Anaemia, thrombocytopenia, leukopenia, hyperbilirubinemia, elevated transaminases, increased levels of both blood urea nitrogen and serum creatinine, higher levels of creatine phosphokinase and prolongation of the international normalized ratio, decreased fibrinogen levels and increased fibrin-degradation products are seen in laboratory tests in CCHF [7]. All laboratory findings of the presented case were compatible with CCHF. Diagnostic tools include detection of CCHF virus (CCHFV) RNA by RT-PCR and specific immunoglobulin (Ig)M and IgG by enzyme-linked immunosorbent assay [8].
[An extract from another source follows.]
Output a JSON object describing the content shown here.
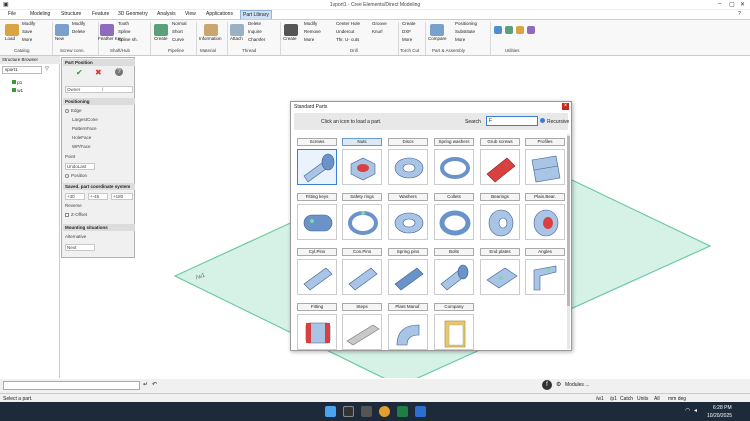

In our patient, RT-PCR tests were positive for CCHF. Favipiravir (6-fluoro-3-hydroxy-2-pyrazinecarboxamide) is a pseudo purine analogue which has been recently tested and found effective for the treatment of COVID-19 infection [9]. Although there is still lack of vaccines and recommended antiviral treatment for patients with CCHF, Oestereich et al. reported that mice infected with the CCHF virus were successfully treated with favipiravir with all treated animals surviving with no viral load [10]. Similarly, another animal study also revealed that favipiravir had clinical benefits even if administered late in the course of CCHF [11]. However, it is important to note that these in vivo studies were conducted in animals. Thus, the risks and potential benefits of favipiravir are unknown in case of CCHF infection in human. Our patient was living in a region endemic for CCHF, and was also infected with SARS-CoV-2. Thus, we also suspected CCHF because of thrombocytopenia, leukopenia, increasing INR and higher D-dimer level. In our case, we used favipiravir on the first hospitalization day as a standard therapy to treat the COVID-19 infection and indirectly CCHF. As expected, the patient's laboratory parameters normalized, he clinically recovered and was discharged home with close tele-medicine observation.
To our knowledge, this is the first report of CCHF with COVID 19 co-infection which was successfully treated with favipiravir. Further research is needed to elucidate the effectiveness of favipiravir in viral infections, especially CCHF.